Определение активности протеасом in vitro. Реакцию проводили в 100 мкл реакционной смеси, содержащей 20 мМ Трис-HCl, рН 7.5, 1 мМ дитиотреитол, 5 мМ MgCl2, 1 мМ АТФ, 30 мкМ соответствующего флуорогенного субстрата и 2 мкл осветленного гомогената, при 37°С в течение 20 мин и останавливали 1%-ным SDS. В данных условиях зависимость количества образующегося продукта от времени соответствовала прямолинейному участку графика (Erokhov et al., 2017). Интенсивность флуоресценции регистрировали на флуориметре (Bio-Rad, США) при длине волны возбуждения 380 нм и длине волны испускания 440 нм. Для оценки активности примесных протеаз использовали ингибитор активности протеасом MG132 в концентрации 5–10 мкМ.

Определение активности протеасом в неденатурирующем геле. Активность протеасом в градиентном 4–10% полиакриламидном геле (5 мкл осветленного гомогената или 70–90 мкг белка на дорожку) в нативных условиях определяли с использованием 300 мкМ флуорогенного субстрата в 200 мM Na-HEPES буфере, pH 7.5 (1/20 от объема геля) после электрофореза при 60 В в течение 14 ч, 140 В в течение 10 ч и 260 В в течение 20 ч (Erokhov et al., 2017). Следует отметить, что описанные в литературе протоколы нативного электрофореза применяются, как правило, для очищенных фракций протеасом или для разделения протеасом клеточных линий (Lyupina et al., 2013). При использовании грубых фракций, полученных из целых органов, содержащиеся в них нуклеиновые кислоты, микросомы, мелкие фрагменты соединительной ткани препятствуют проникновению белков с высокой молекулярной массой в гель и представляют собой основную проблему электрофореза.

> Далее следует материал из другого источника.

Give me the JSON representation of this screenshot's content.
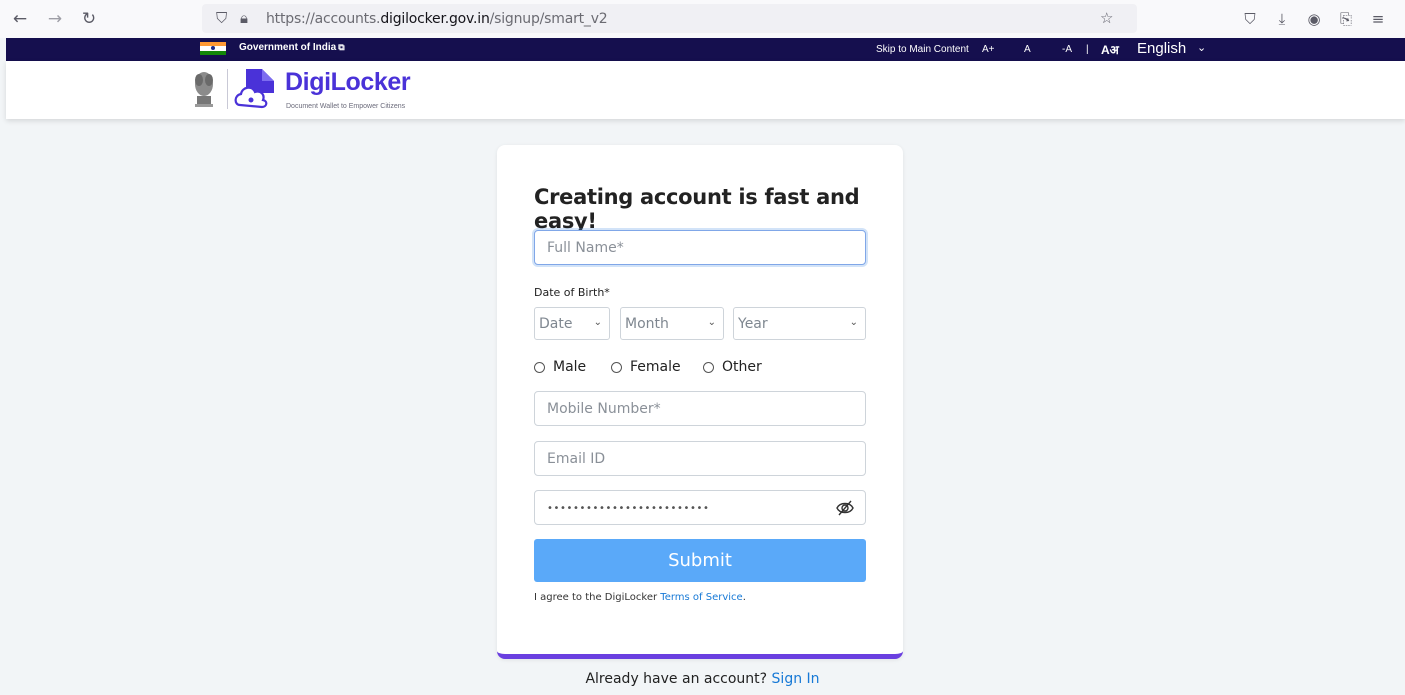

В условиях стандартного начального напряжения 140 В протеасомы, неспецифически связанные с нуклеиновыми кислотами или микросомами, “размываются” по гелю, начиная со стартовой позиции. Мы решили эту проблему главным образом путем снижения начального напряжения до 60 В и поэтапным его увеличением до 260 В (Erokhov et al., 2017).

Флуоресцентные полосы в геле фотографировали при 365 нм. Анализ активности протеасом в геле осуществляли с помощью стандартной программы ImageJ.

Вестерн-блоттинг. После электрофореза в денатурирующих условиях в 13% полиакриламидном геле (10 мкл осветленного гомогената или 60–78 мкг белка на дорожку), полипептиды переносили из геля на нитроцеллюлозную мембрану с помощью полусухого блоттинга. Обработку мембраны осуществляли стандартным методом с использованием первых антител к субъединицам α1,2,3,5,6,7, LMP7, LMP2, β-actin (1 : 1000), Rpt6 или PA28α (1 : 1500) и соответствующих вторых антител, конъюгированных с пероксидазой (1 : 2000). Изображение анализировали с помощью стандартной программы ImageJ, как описано ранее (Astakhova et al., 2018).

Результаты нормализовали на содержание β-актина. Несмотря на добавление коктейля ингибиторов протеаз в гомогенизирующий буфер, β-актин не детектировался во фракциях тонкого кишечника на П3–П8, но в них выявлялся полипептид меньшей молекулярной массы, который взаимодействовал с антителами к β-актину. Этот результат указывал на отщепление части молекулы β-актина в приготовленных образцах. Добавление ингибитора протеасом MG132 в концентрации 5 мкМ к гомогенизирующему буферу подавляло расщепление β-актина. Очевидно, при приготовлении образцов тонкого кишечника на П3–П8 имела место модификация молекулы β-актина, которая делала ее доступной для протеасом. Поэтому протокол определения количества β-актина предусматривал введение в гомогенизирующий буфер ингибитора протеасом MG132 в концентрации 5 мкМ.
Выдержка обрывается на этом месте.